The Mental Health Act 2001 is Ireland’s key piece of legislation regarding the rights of people involuntarily detained and treated in approved centres within the mental health services and, at the time of its introduction, was acknowledged as a significant step in advancing human rights protections for this group. However, a number of subsequent developments have made it necessary to review the 2001 Act, namely the publication in 2006 of the Government’s mental health policy A Vision for Change (AVFC) and the signing in 2007 of the UN Convention on the Rights of Persons with Disabilities.
Mental Health Reform welcomes the recognition from the Steering Group of the gap in existing protection for people in inpatient settings whose capacity to make their own decisions is in question. Without having sight of the impending capacity legislation it is not possible to know whether the recommendations in the Interim Report are adequate, particularly for people who have been appointed a legal guardian. Mental Health Reform continues to be concerned that the proposals in the Interim Report may not provide adequate oversight for individuals who require support to make decisions. It will be important that the sub-committee on detention/consent consider this issue further.
Mental Health Reform is disappointed that the Interim Report makes no reference to the issue of complaints within mental health services. Our consultations with service users, family members and carers have highlighted the fear surrounding the existing internal complaints procedure, whereby service users, including in-patients, must complain to the HSE. Some service users expressed fear that they would be punished in some way as a result of their complaint, while others felt that complaints would not be followed up. We reiterate our position that there should be a complaints mechanism independent of the service provider for people receiving mental health services.
Mental Health Reform also welcomes the Steering Group’s recommendation that the legislation should reflect the values of A Vision for Change in relation to the model of community-based mental health services and the recovery ethos. In our submission to the Review, Mental Health Reform called on the Government to “enact legislation to support the implementation of A Vision for Change”.
A commitment to community-based services is key to the future development of Ireland’s mental health services, and we are heartened to see the Steering Group advise that the inspectorate should increase its focus on this area. It is crucial good quality supports are available in the community, in order to help people transition from the institutional to the community-based model. Mental Health Reform welcomes acknowledgement that there is a need to expand inspection of community-based services; such inspection must be mandatory for all community-based services.
The Steering Group also recommends that “recovery should be one of the guiding principles of the revised Act”. The recovery principle reflects service users’ demands for services that are orientated towards hope and promote service user autonomy/self-determination and social inclusion. Mental Health Reform is glad to see the Review make two key recommendations to underscore the AVFC recovery ethos. The first is the call for strengthened care planning in partnership with service users. The second is the recommendation for legislation allowing for Mental Health Advance Care Directives, which have the potential to empower service users to have more control over their own treatment.

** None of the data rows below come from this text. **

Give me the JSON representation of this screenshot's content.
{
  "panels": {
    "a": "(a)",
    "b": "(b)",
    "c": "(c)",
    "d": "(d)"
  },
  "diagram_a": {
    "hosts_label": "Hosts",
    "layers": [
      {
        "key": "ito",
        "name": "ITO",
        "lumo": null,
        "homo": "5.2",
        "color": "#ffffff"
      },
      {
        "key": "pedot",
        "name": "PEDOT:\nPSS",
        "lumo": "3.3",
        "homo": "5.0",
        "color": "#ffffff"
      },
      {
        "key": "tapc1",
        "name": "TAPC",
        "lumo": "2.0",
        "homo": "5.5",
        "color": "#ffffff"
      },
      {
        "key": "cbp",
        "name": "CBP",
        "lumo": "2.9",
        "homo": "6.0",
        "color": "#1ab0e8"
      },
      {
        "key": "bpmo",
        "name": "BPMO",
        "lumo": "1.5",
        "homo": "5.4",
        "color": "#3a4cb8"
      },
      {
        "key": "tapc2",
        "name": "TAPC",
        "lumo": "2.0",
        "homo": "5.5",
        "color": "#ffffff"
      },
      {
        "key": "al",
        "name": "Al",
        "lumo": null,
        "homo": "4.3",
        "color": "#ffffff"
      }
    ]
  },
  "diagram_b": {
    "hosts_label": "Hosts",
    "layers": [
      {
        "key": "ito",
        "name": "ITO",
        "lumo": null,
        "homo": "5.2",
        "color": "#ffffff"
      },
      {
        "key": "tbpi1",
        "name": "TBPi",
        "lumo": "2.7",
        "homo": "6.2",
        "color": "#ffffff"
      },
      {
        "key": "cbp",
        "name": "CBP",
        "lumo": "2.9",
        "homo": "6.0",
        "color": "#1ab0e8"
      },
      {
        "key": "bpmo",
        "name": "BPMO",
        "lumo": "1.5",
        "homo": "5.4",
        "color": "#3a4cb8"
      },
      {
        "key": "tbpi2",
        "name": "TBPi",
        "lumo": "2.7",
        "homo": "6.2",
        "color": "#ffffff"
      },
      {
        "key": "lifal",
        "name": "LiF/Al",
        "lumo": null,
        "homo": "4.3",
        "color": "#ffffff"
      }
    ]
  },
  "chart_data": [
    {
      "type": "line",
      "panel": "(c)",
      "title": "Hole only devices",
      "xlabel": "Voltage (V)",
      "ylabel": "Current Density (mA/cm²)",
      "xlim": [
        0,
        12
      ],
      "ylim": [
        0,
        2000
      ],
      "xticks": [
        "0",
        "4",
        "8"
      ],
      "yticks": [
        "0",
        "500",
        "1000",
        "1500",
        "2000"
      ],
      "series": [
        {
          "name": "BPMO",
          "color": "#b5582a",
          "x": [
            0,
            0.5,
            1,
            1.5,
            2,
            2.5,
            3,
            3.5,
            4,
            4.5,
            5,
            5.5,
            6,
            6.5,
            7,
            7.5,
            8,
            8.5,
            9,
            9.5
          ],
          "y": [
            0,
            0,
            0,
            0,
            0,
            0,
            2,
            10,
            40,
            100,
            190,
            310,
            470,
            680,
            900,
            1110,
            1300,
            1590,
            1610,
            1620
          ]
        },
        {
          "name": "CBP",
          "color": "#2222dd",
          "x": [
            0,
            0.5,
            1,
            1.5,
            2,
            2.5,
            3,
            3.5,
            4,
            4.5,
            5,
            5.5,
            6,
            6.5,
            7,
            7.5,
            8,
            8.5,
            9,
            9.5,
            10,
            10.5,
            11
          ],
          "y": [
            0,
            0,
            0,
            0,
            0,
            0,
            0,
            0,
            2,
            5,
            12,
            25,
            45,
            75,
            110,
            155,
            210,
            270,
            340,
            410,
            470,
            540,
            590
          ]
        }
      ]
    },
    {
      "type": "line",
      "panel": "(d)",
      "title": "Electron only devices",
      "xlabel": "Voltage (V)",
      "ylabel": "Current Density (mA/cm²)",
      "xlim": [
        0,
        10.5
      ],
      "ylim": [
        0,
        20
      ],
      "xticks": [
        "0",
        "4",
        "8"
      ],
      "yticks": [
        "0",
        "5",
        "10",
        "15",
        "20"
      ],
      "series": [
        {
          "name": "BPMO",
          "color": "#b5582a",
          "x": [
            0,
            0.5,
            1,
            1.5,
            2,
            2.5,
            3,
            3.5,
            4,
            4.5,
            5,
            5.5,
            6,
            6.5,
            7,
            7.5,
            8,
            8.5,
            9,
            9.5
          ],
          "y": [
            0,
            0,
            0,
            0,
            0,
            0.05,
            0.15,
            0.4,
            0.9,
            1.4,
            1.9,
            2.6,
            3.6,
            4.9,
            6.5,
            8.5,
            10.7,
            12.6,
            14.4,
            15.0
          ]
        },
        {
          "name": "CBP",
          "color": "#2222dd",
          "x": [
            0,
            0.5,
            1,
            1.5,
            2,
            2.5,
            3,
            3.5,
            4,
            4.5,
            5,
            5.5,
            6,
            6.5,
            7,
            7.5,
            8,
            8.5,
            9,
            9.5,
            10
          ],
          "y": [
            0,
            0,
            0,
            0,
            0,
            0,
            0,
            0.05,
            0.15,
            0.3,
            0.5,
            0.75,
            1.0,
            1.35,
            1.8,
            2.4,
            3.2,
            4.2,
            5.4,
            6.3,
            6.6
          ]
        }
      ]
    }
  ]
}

Mental Health Reform has also made specific recommendations around the role of the family, including recommending that the legislation should place a duty on the health service to assess the support needs of family members of a person receiving treatment for a mental health condition. Mental Health Reform welcomes the acknowledgement of the need to communicate with family members, with the consent of the person concerned. Family members often play a valued role in supporting the recovery of their relative who has a mental health difficulty, and they can also be impacted directly or indirectly by their relative’s mental distress and the treatment he/she receives. While we welcome the Report’s statement that “carers and family members of patients should be kept informed of the patients’ condition … their treatments and care plans, subject to the patient’s consent”, we would like to see more reference to the role of family members and other carers in the next phase of the review.